También Wassily Kandinsky, antes de convertirse en el pionero de la abstracción, produjo paisajes plenamente impresionistas. Con el tiempo, sus colores empezaron a separarse de la realidad visible, guiados por lo que él mismo llamó “la necesidad interior” (Über das Geistige in der Kunst, 1912). Aquella evolución revelaba una búsqueda espiritual más profunda que la mera observación del entorno.

Paisaje No. 4, 1976
En este contexto, el viraje expresionista de Teodorico Quirós adquiere una dimensión universal y, a la vez, profundamente personal.
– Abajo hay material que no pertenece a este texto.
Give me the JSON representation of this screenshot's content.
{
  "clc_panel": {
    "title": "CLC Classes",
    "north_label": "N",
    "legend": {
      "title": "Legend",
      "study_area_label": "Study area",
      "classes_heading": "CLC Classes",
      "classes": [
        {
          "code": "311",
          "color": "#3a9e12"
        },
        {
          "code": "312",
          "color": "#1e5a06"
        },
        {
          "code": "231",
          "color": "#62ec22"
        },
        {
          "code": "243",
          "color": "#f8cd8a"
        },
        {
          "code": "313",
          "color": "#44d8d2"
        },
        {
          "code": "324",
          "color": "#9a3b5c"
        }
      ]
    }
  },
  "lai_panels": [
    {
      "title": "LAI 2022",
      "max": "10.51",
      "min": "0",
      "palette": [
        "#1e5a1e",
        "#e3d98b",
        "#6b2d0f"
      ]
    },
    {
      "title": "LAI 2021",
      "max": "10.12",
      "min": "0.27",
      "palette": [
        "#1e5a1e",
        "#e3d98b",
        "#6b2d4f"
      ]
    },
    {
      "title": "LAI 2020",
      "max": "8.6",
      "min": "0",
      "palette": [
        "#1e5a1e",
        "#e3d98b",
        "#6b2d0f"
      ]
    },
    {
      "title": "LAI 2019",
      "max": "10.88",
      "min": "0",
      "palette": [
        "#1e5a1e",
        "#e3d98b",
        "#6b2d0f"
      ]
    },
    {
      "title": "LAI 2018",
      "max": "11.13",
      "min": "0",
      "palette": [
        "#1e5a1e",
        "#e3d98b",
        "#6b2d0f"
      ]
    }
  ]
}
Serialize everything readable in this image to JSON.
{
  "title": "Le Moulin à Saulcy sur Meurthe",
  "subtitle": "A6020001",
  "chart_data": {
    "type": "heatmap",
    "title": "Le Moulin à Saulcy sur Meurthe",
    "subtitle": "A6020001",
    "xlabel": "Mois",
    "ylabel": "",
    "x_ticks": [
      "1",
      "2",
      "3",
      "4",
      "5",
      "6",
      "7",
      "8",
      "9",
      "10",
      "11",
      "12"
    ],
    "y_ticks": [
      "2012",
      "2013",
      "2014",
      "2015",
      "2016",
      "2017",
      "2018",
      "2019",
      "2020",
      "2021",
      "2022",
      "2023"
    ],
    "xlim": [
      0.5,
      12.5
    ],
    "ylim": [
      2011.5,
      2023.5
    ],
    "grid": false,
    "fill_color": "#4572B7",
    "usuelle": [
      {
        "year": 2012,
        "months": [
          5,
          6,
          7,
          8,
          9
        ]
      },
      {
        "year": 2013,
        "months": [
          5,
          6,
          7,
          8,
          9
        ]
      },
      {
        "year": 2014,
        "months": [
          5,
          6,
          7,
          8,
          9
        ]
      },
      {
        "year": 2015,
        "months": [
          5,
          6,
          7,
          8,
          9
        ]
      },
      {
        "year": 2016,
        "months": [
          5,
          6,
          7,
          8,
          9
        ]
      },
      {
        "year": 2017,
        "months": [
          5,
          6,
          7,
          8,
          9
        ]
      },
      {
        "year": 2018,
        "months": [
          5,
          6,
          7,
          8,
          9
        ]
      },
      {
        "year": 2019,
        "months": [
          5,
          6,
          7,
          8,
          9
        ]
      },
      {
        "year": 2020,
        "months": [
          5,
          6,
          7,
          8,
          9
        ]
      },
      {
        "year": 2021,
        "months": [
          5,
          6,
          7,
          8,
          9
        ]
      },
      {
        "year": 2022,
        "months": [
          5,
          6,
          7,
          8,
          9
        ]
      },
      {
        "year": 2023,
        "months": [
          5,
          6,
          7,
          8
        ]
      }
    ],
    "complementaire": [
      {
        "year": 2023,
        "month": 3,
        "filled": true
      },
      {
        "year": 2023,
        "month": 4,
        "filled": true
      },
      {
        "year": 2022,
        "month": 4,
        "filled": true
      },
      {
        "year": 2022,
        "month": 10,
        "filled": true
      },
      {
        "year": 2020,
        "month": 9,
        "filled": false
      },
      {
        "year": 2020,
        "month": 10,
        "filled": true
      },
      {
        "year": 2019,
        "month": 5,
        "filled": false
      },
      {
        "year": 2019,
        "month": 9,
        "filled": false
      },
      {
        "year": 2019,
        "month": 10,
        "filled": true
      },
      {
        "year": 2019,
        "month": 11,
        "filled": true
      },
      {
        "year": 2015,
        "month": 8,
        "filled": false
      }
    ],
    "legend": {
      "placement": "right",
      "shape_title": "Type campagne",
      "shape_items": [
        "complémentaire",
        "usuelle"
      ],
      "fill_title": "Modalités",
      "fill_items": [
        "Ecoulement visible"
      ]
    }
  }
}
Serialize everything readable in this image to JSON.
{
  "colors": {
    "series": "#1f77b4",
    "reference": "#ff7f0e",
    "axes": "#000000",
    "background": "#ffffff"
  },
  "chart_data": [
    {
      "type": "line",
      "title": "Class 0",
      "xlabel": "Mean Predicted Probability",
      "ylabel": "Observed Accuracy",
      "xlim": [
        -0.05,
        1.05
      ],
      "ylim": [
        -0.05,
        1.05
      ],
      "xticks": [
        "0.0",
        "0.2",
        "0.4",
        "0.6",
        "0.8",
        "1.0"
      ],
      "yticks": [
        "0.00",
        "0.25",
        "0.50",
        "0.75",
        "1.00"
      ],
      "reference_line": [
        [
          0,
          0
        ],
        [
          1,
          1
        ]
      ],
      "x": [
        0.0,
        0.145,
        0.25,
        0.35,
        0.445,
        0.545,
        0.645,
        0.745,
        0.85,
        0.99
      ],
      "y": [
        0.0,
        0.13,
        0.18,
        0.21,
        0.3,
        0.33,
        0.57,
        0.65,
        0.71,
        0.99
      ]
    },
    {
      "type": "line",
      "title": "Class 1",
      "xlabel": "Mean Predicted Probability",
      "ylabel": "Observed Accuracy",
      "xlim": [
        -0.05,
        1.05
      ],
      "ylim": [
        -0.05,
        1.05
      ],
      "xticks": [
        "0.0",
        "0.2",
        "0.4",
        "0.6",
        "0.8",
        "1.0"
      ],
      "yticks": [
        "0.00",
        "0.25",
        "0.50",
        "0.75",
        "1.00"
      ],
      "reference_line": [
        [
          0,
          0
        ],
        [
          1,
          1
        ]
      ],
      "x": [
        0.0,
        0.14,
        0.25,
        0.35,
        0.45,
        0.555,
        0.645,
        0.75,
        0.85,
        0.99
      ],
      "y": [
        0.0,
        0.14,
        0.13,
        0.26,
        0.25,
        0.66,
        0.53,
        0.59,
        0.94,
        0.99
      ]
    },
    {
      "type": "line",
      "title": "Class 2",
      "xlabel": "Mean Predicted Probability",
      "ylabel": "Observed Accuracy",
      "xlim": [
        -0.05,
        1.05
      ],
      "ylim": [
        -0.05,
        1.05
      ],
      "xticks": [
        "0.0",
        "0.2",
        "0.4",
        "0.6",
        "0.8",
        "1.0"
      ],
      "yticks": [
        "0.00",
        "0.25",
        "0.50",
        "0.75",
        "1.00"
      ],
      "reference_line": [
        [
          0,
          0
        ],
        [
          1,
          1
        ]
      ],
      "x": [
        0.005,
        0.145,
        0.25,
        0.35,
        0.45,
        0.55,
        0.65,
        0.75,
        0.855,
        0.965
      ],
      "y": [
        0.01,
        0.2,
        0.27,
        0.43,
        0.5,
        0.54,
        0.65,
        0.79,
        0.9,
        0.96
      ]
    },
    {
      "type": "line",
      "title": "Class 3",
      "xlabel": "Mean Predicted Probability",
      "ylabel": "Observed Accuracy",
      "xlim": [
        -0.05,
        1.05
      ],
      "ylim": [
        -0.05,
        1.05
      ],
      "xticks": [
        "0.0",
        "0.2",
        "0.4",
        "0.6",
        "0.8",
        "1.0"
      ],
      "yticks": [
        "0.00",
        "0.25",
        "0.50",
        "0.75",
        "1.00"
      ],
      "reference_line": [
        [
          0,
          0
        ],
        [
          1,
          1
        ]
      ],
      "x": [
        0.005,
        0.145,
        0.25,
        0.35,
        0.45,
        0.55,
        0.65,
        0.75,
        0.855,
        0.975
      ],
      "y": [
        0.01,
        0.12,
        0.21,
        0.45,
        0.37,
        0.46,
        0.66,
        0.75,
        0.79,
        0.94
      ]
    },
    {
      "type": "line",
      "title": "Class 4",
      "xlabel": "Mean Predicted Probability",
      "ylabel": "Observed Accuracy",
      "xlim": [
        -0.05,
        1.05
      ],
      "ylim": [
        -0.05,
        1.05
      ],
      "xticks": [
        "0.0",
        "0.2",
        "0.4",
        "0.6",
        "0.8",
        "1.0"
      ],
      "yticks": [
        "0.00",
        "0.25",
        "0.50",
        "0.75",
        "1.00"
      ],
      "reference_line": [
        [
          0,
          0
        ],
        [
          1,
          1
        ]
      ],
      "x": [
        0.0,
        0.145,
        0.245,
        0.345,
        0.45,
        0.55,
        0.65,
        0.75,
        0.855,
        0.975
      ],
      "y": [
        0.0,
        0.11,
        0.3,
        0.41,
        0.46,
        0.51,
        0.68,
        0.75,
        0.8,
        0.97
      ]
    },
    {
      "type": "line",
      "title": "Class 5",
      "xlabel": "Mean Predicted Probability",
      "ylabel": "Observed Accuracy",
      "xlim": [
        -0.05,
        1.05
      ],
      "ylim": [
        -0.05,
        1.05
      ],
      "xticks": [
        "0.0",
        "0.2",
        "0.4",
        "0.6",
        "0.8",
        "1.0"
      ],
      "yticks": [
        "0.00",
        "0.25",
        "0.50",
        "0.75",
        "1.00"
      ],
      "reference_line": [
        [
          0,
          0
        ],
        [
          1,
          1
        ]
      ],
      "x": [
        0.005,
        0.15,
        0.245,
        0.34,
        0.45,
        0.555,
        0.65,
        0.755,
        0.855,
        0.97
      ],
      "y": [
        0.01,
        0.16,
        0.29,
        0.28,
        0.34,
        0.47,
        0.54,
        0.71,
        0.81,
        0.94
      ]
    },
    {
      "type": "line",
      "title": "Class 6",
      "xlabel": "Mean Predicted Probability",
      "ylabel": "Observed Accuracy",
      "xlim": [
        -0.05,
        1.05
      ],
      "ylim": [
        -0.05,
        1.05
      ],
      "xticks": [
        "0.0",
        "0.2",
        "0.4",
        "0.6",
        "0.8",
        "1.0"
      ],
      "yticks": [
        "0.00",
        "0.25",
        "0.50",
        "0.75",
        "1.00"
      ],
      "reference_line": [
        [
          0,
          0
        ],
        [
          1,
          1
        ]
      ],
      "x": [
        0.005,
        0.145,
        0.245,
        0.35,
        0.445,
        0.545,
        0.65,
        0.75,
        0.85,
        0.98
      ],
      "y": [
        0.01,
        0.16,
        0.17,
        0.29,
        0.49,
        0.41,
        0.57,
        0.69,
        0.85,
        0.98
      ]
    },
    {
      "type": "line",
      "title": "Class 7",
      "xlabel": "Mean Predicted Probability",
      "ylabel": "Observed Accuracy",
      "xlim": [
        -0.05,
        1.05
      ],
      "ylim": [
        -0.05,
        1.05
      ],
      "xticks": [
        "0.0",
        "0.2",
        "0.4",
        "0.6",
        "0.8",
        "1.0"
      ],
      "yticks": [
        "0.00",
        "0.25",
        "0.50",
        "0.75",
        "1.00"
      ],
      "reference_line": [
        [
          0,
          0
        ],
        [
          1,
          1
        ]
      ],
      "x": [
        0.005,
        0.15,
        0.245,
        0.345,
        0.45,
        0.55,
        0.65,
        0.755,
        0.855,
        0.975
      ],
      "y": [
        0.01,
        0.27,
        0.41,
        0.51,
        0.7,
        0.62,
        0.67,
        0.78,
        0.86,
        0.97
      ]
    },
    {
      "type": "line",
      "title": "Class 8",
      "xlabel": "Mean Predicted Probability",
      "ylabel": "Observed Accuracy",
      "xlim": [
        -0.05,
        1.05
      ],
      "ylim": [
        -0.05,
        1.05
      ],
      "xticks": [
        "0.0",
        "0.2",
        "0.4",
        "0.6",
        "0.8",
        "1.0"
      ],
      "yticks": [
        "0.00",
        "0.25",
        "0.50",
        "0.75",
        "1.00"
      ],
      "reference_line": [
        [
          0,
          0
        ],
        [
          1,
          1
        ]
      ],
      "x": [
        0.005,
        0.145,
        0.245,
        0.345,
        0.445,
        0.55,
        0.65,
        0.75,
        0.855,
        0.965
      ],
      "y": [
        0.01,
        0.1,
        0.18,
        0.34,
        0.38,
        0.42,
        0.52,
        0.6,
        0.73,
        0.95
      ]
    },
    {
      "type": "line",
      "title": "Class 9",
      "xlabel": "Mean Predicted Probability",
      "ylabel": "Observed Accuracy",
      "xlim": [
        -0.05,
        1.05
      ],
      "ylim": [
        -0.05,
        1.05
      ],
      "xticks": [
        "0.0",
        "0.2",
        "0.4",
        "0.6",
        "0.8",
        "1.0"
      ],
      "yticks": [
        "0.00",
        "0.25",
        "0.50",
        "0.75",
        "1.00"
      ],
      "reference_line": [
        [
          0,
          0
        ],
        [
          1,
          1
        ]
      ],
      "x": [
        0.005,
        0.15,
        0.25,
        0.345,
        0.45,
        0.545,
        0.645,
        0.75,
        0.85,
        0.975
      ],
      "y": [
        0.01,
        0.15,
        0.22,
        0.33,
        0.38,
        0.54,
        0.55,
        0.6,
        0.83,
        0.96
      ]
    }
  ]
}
Su transición se alinea con un patrón histórico compartido: el artista que, tras dominar la representación naturalista, descubre que la verdad emocional exige un nuevo lenguaje.En definitiva, la etapa expresionista de Teodorico Quirós no debe entenderse como una ruptura menor ni como un episodio marginal dentro de su trayectoria, sino como la culminación de un proceso interno en el que la pintura se transforma en lenguaje emocional. Este período revela a un artista que, lejos quedarse en la comodidad del estilo que lo consagró, se atrevió a explorar zonas de incertidumbre estética para alcanzar una verdad más profunda. La exposición evidencia esa valentía creadora y permite reconsiderar a Quirós no solo como fundador de la iconografía nacional, sino como un modernista pleno, capaz de dialogar con las tensiones universales del arte del siglo XX. Redescubrir esta faceta es, sin duda, una forma de acercarse a la dimensión humana de un pintor que entendió que el arte no solo representa el mundo sino que puede ser un medio de expresar emociones y transformarlo.